Tommy-yw/RunbookHermes
Tommy-yw/RunbookHermesHermes-native AIOps agent for evidence-driven incident response, approval-gated remediation, and runbook learning.
From the README
RunbookHermes
Hermes-native AIOps Agent for payment incident response, evidence-driven root-cause analysis, approval-gated remediation, and runbook learning.
RunbookHermes is built by adapting the official Hermes Agent runtime into a production-oriented incident-response system. It keeps Hermes Agent's strengths—runtime loop, provider routing, tool system, memory, context engine, skills, gateway, and safety boundaries—and specializes them for AIOps workflows such as payment-system failures, observability evidence collection, approval, checkpoint, rollback, recovery verification, and runbook knowledge accumulation.

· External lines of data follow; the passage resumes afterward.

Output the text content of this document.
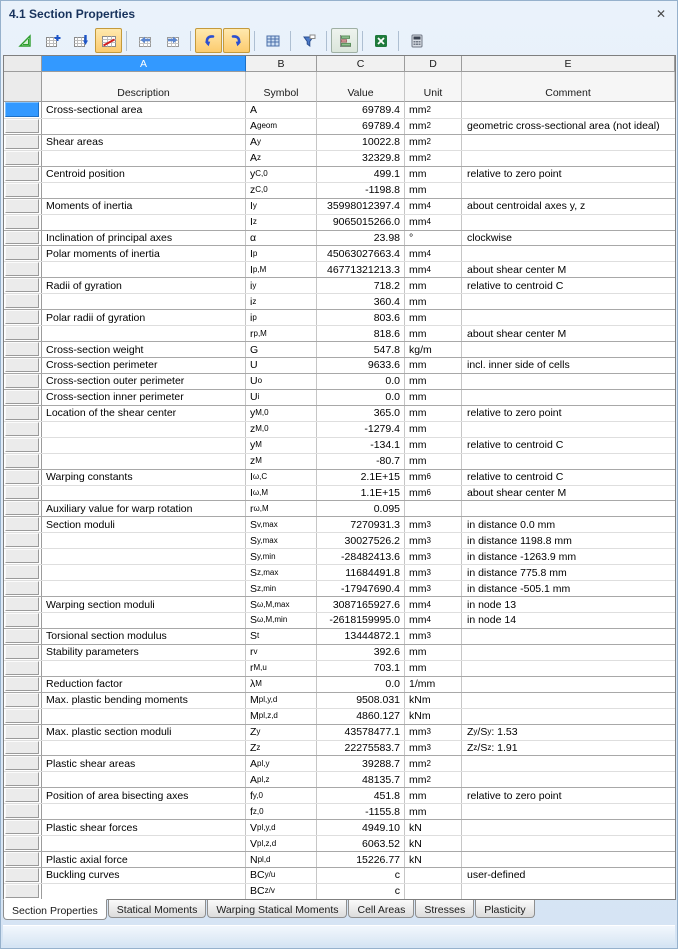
4.1 Section Properties	✕
A	B	C	D	E
Description	Symbol	Value	Unit	Comment
Cross-sectional area	A	69789.4 mm 2
A geom	69789.4 mm 2	geometric cross-sectional area (not ideal)
Shear areas	A y	10022.8 mm 2
A z	32329.8 mm 2
Centroid position	y C,0	499.1 mm	relative to zero point
z C,0	-1198.8 mm
Moments of inertia	I y	35998012397.4 mm 4	about centroidal axes y, z
I z	9065015266.0 mm 4
Inclination of principal axes	α	23.98 °	clockwise
Polar moments of inertia	I p	45063027663.4 mm 4
I p,M	46771321213.3 mm 4	about shear center M
Radii of gyration	i y	718.2 mm	relative to centroid C
i z	360.4 mm
Polar radii of gyration	i p	803.6 mm
r p,M	818.6 mm	about shear center M
Cross-section weight	G	547.8 kg/m
Cross-section perimeter	U	9633.6 mm	incl. inner side of cells
Cross-section outer perimeter	U o	0.0 mm
Cross-section inner perimeter	U i	0.0 mm
Location of the shear center	y M,0	365.0 mm	relative to zero point
z M,0	-1279.4 mm
y M	-134.1 mm	relative to centroid C
z M	-80.7 mm
Warping constants	I ω,C	2.1E+15 mm 6	relative to centroid C
I ω,M	1.1E+15 mm 6	about shear center M
Auxiliary value for warp rotation	r ω,M	0.095
Section moduli	S v,max	7270931.3 mm 3	in distance 0.0 mm
S y,max	30027526.2 mm 3	in distance 1198.8 mm
S y,min	-28482413.6 mm 3	in distance -1263.9 mm
S z,max	11684491.8 mm 3	in distance 775.8 mm
S z,min	-17947690.4 mm 3	in distance -505.1 mm
Warping section moduli	S ω,M,max	3087165927.6 mm 4	in node 13
S ω,M,min	-2618159995.0 mm 4	in node 14
Torsional section modulus	S t	13444872.1 mm 3
Stability parameters	r v	392.6 mm
r M,u	703.1 mm
Reduction factor	λ M	0.0 1/mm
Max. plastic bending moments	M pl,y,d	9508.031 kNm
M pl,z,d	4860.127 kNm
Max. plastic section moduli	Z y	43578477.1 mm 3	Z y /S y : 1.53
Z z	22275583.7 mm 3	Z z /S z : 1.91
Plastic shear areas	A pl,y	39288.7 mm 2
A pl,z	48135.7 mm 2
Position of area bisecting axes	f y,0	451.8 mm	relative to zero point
f z,0	-1155.8 mm
Plastic shear forces	V pl,y,d	4949.10 kN
V pl,z,d	6063.52 kN
Plastic axial force	N pl,d	15226.77 kN
Buckling curves	BC y/u	c	user-defined
BC z/v	c
Section Properties	Statical Moments	Warping Statical Moments	Cell Areas	Stresses	Plasticity
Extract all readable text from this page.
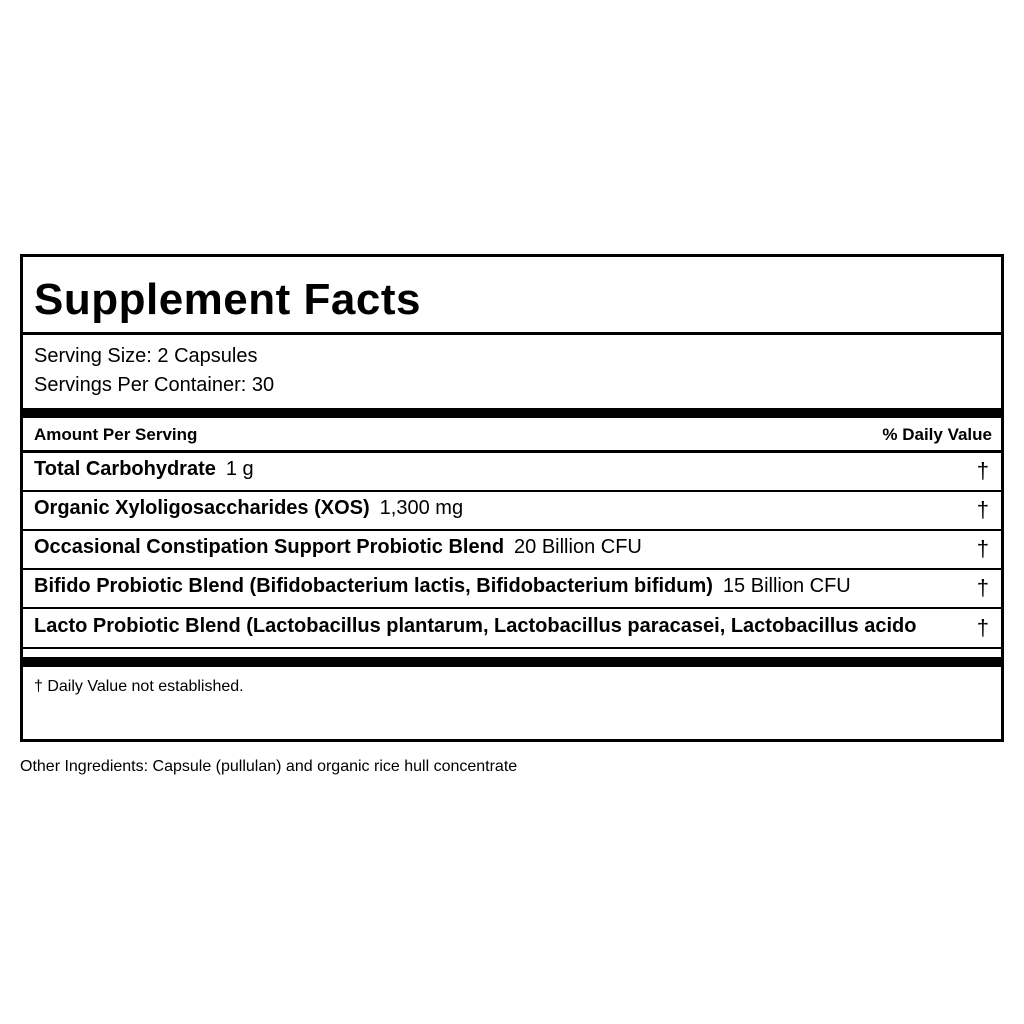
Supplement Facts
Serving Size: 2 Capsules
Servings Per Container: 30
Amount Per Serving	% Daily Value
Total Carbohydrate 1 g	†
Organic Xyloligosaccharides (XOS) 1,300 mg	†
Occasional Constipation Support Probiotic Blend 20 Billion CFU	†
Bifido Probiotic Blend (Bifidobacterium lactis, Bifidobacterium bifidum) 15 Billion CFU	†
Lacto Probiotic Blend (Lactobacillus plantarum, Lactobacillus paracasei, Lactobacillus acido	†
† Daily Value not established.
Other Ingredients: Capsule (pullulan) and organic rice hull concentrate
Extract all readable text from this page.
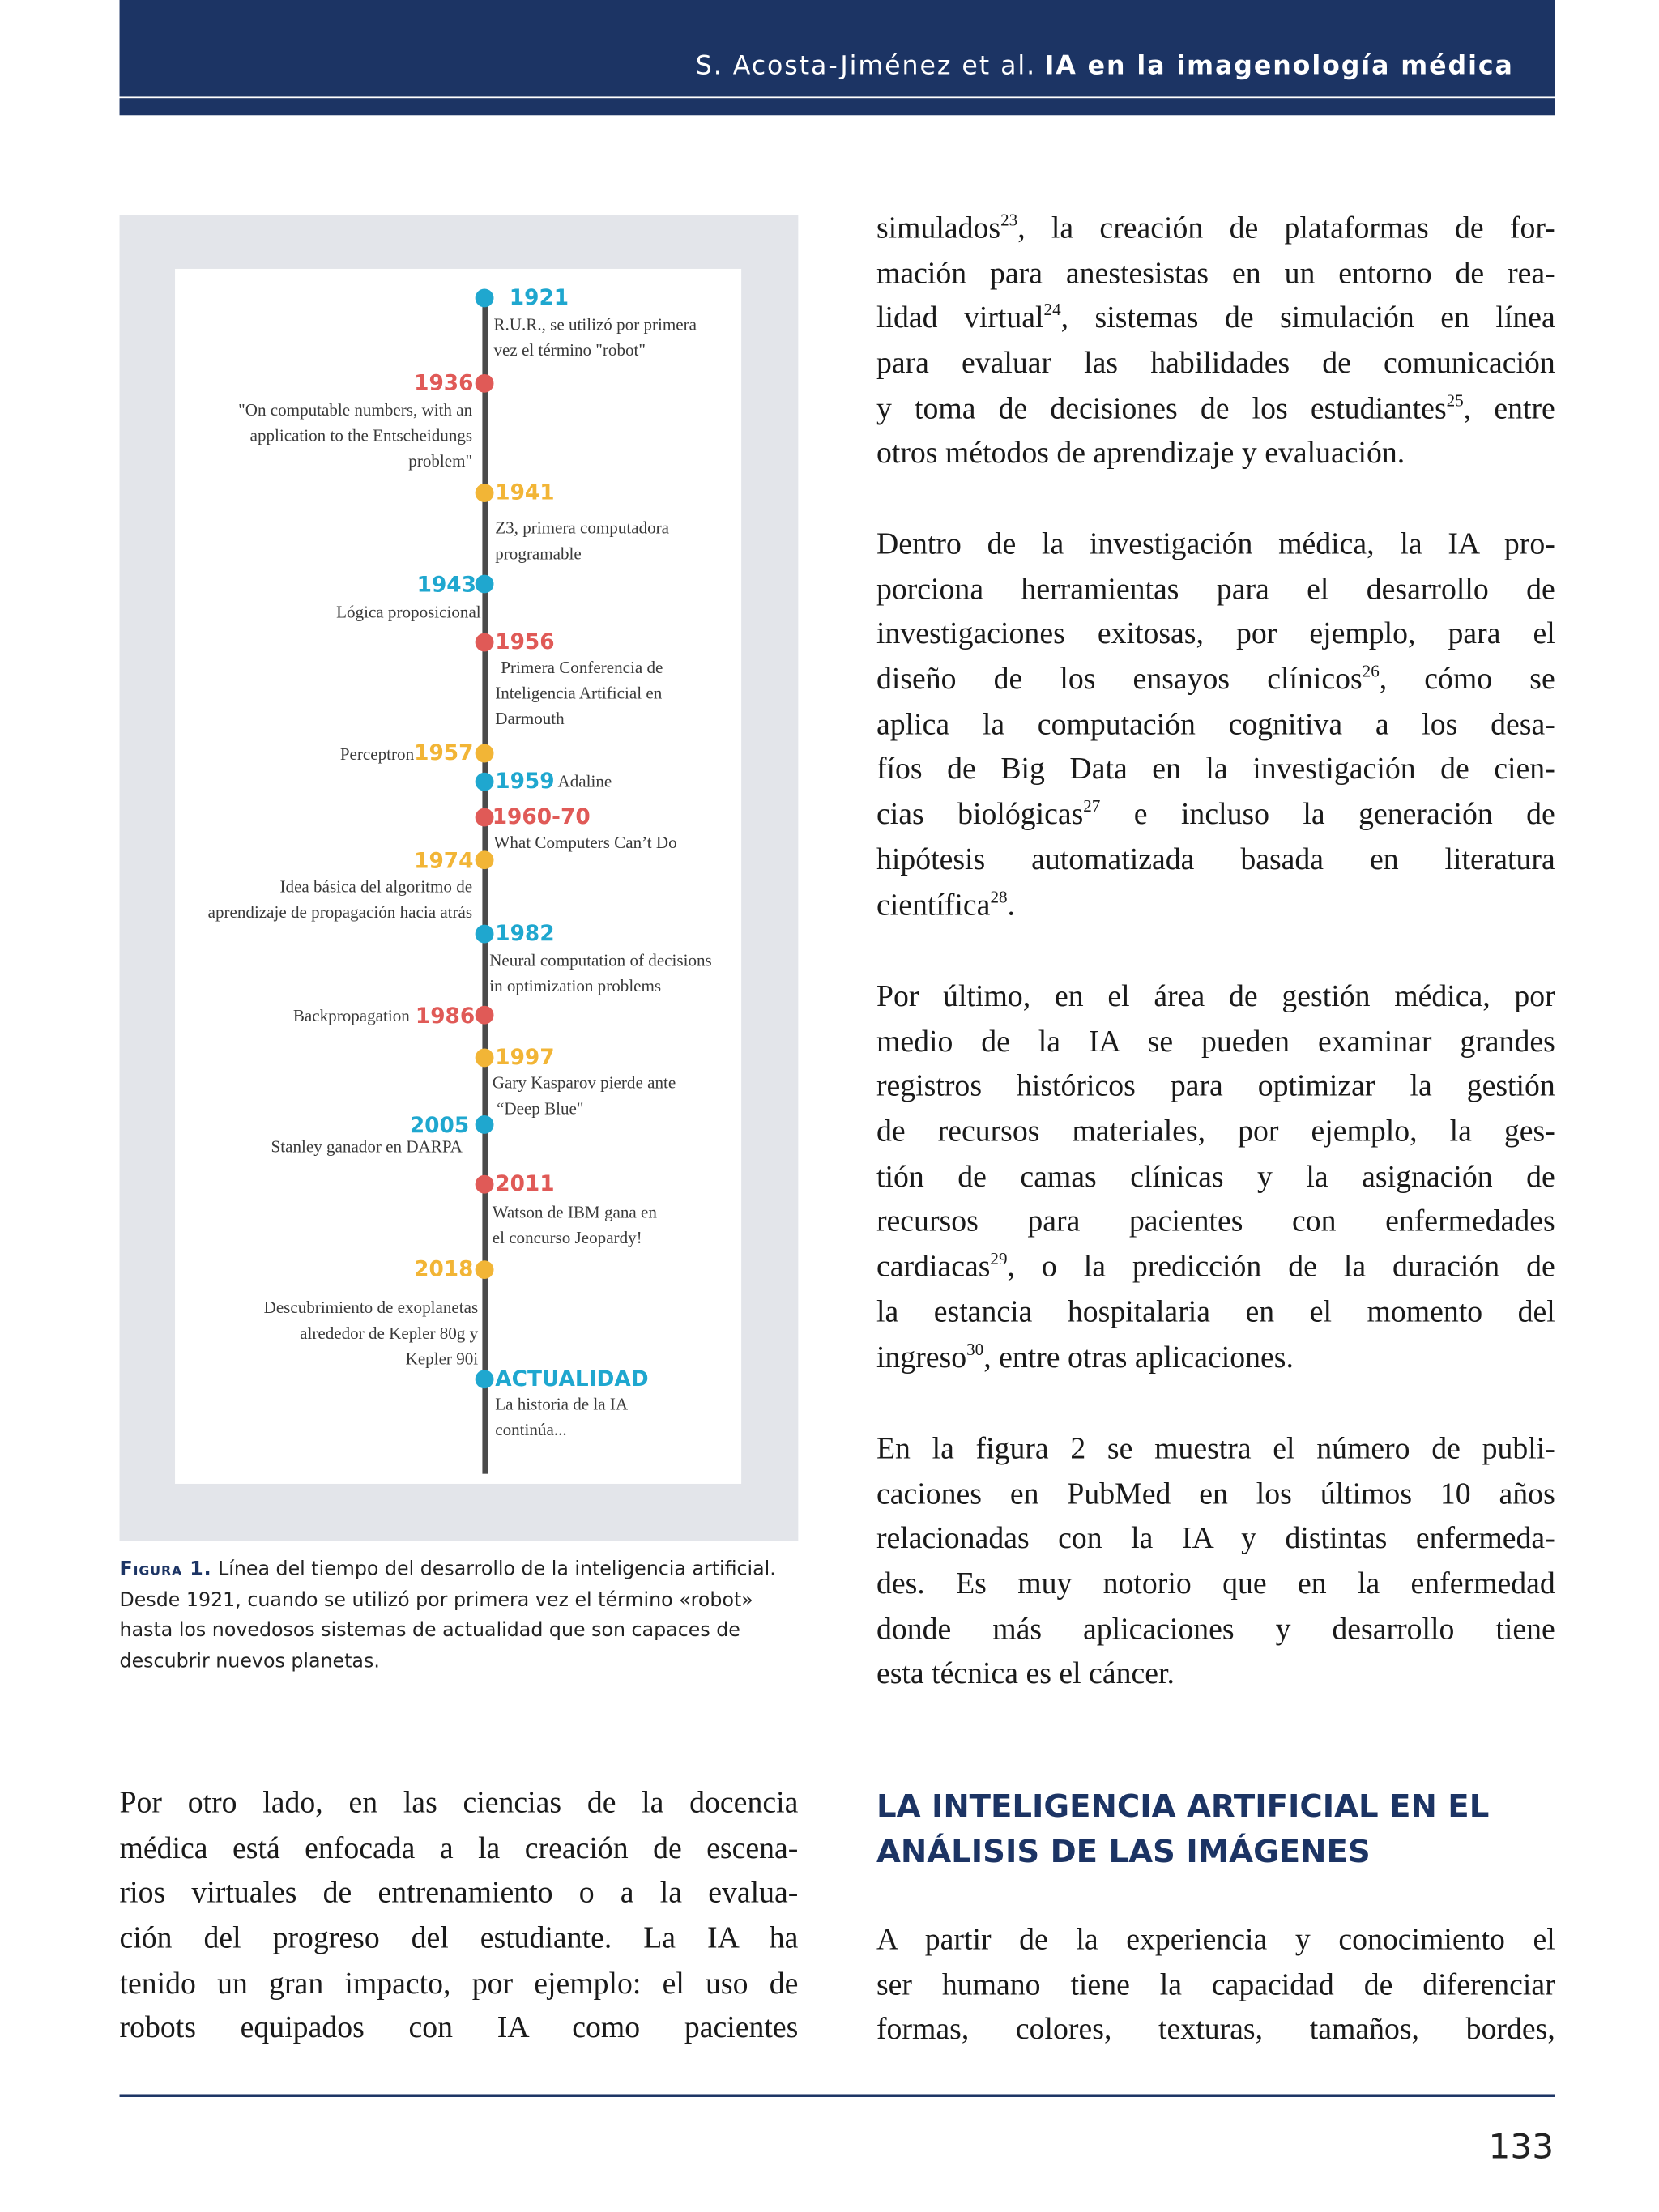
S. Acosta-Jiménez et al. IA en la imagenología médica
1921
R.U.R., se utilizó por primera
vez el término "robot"
1936
"On computable numbers, with an
application to the Entscheidungs
problem"
1941
Z3, primera computadora
programable
1943
Lógica proposicional
1956
Primera Conferencia de
Inteligencia Artificial en
Darmouth
1957
Perceptron
1959 Adaline
1960-70
What Computers Can’t Do
1974
Idea básica del algoritmo de
aprendizaje de propagación hacia atrás
1982
Neural computation of decisions
in optimization problems
1986
Backpropagation
1997
Gary Kasparov pierde ante
“Deep Blue"
2005
Stanley ganador en DARPA
2011
Watson de IBM gana en
el concurso Jeopardy!
2018
Descubrimiento de exoplanetas
alrededor de Kepler 80g y
Kepler 90i
ACTUALIDAD
La historia de la IA
continúa...
Figura 1. Línea del tiempo del desarrollo de la inteligencia artificial. Desde 1921, cuando se utilizó por primera vez el término «robot» hasta los novedosos sistemas de actualidad que son capaces de descubrir nuevos planetas.
simulados$^{23}$, la creación de plataformas de for-
mación para anestesistas en un entorno de rea-
lidad virtual$^{24}$, sistemas de simulación en línea
para evaluar las habilidades de comunicación
y toma de decisiones de los estudiantes$^{25}$, entre
otros métodos de aprendizaje y evaluación.
Dentro de la investigación médica, la IA pro-
porciona herramientas para el desarrollo de
investigaciones exitosas, por ejemplo, para el
diseño de los ensayos clínicos$^{26}$, cómo se
aplica la computación cognitiva a los desa-
fíos de Big Data en la investigación de cien-
cias biológicas$^{27}$ e incluso la generación de
hipótesis automatizada basada en literatura
científica$^{28}$.
Por último, en el área de gestión médica, por
medio de la IA se pueden examinar grandes
registros históricos para optimizar la gestión
de recursos materiales, por ejemplo, la ges-
tión de camas clínicas y la asignación de
recursos para pacientes con enfermedades
cardiacas$^{29}$, o la predicción de la duración de
la estancia hospitalaria en el momento del
ingreso$^{30}$, entre otras aplicaciones.
En la figura 2 se muestra el número de publi-
caciones en PubMed en los últimos 10 años
relacionadas con la IA y distintas enfermeda-
des. Es muy notorio que en la enfermedad
donde más aplicaciones y desarrollo tiene
esta técnica es el cáncer.
LA INTELIGENCIA ARTIFICIAL EN EL
ANÁLISIS DE LAS IMÁGENES
A partir de la experiencia y conocimiento el
ser humano tiene la capacidad de diferenciar
formas, colores, texturas, tamaños, bordes,
Por otro lado, en las ciencias de la docencia
médica está enfocada a la creación de escena-
rios virtuales de entrenamiento o a la evalua-
ción del progreso del estudiante. La IA ha
tenido un gran impacto, por ejemplo: el uso de
robots equipados con IA como pacientes
133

RunbookHermes is not a separate toy dashboard beside Hermes Agent. It is a Hermes-native vertical extension: Hermes provides the agent foundation; RunbookHermes adds the incident-response domain layer.
Product Screenshots
The screenshots below show the current RunbookHermes Web Console. Put these images under docs/assets/ and keep the file names consistent with the Markdown paths.
AIOps Console Overview
The overview page shows the high-level AIOps control plane: incident count, pending approvals, generated skills, critical services, recommended operation flow, current capability boundaries, and a live monitoring preview.
Realtime Monitoring System
The monitoring page provides a multi-dimensional service health view for payment-service, coupon-service, and order-service, including HTTP status signals, QPS, p95 latency, service topology, backend mode, and deployment state.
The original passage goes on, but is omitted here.